At that scale, freeze governance operates at systemic weight, and the examination it now faces reflects the infrastructure role Circle has claimed for itself.


Two paths for Circle
The bull path runs through transparency and speed.
If Circle publishes a clearer review standard for freezes tied to civil process, detailing what internal review fires before Circle blocklists operational business wallets, and demonstrates materially faster coordination in future hack response situations, the controversy becomes a governance maturation story.
In that scenario, regulation under the GENIUS framework and MiCA rewards the most institutionalized issuer, and USDC circulation could recover to the $82 billion to $90 billion range, with 25% to 27% market share.
The 16-wallet incident, with Circle having already restored one wallet, would read as the moment Circle clarified its process.
The bear path runs through accumulation. More examples of slow hack responses or overbroad civil-process freezes, and operators who hold USDC in hot wallets, such as exchanges, payment companies, and DeFi protocols, are starting to diversify settlement routes.
A stablecoin can maintain its $1 peg while losing strategic relevance, and operators diversifying away from Circle would not trigger any depeg alert.
Tether, PYUSD, and a widening field of issuer-specific tokens each give operators a route away from Circle’s control stack.
In that outcome, USDC circulation drifts toward a $68 billion to $75 billion range and a 20% to 23% market share, as businesses reprice the operational risk of sitting within Circle’s discretion.

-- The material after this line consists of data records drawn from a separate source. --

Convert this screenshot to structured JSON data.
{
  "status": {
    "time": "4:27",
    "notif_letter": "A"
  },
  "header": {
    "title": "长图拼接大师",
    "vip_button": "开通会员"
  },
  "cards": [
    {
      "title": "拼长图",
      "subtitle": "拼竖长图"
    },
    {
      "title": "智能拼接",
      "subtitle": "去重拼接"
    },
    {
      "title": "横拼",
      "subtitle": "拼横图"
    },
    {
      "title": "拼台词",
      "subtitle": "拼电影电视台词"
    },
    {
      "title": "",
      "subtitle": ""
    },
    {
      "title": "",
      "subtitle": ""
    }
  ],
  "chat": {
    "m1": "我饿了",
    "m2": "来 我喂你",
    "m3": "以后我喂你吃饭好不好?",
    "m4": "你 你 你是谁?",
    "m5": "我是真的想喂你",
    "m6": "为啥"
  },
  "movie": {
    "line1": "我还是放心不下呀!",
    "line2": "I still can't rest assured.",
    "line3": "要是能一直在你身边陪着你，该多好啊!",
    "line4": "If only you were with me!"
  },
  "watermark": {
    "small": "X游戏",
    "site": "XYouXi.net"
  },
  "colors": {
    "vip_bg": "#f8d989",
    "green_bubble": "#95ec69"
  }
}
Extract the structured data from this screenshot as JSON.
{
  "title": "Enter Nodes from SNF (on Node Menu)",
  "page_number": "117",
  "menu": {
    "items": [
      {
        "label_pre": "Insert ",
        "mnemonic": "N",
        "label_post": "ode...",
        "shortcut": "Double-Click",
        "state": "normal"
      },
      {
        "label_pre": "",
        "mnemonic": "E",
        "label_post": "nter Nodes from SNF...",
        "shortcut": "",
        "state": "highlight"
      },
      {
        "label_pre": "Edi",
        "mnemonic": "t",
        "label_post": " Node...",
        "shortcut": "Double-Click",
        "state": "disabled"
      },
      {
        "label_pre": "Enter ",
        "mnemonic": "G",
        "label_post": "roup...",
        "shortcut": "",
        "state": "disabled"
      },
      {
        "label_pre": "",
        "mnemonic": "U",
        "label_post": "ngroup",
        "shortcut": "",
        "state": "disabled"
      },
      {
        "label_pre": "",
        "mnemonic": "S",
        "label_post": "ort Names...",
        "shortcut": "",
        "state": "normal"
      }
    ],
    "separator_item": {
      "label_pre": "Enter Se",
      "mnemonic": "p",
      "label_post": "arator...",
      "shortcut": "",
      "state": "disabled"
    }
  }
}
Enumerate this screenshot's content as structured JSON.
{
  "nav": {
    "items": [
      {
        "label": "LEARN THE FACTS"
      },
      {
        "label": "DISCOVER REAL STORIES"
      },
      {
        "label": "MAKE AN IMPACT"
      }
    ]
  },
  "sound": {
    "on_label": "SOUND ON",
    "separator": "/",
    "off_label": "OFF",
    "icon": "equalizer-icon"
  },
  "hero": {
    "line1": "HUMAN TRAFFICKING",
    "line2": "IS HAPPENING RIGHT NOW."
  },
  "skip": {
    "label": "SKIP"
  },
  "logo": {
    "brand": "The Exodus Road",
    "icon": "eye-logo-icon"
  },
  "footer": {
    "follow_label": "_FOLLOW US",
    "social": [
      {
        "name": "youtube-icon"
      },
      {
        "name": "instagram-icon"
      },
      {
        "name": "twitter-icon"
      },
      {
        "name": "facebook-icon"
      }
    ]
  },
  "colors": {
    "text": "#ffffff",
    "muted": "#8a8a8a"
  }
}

The next checkpoint arrives through operational performance, depending on how quickly Circle responds to the next hack, how quickly it restores blocklisted wallets, and if freezes land on operators with a clearer rationale than the last batch.
The OCC comment window closes on May 1, and the regulatory regime for payment stablecoins is taking shape while this dispute is live.
The market now wants to know if the compliance used by Circle model protects users or concentrates power in an issuer whose review standards operators cannot see.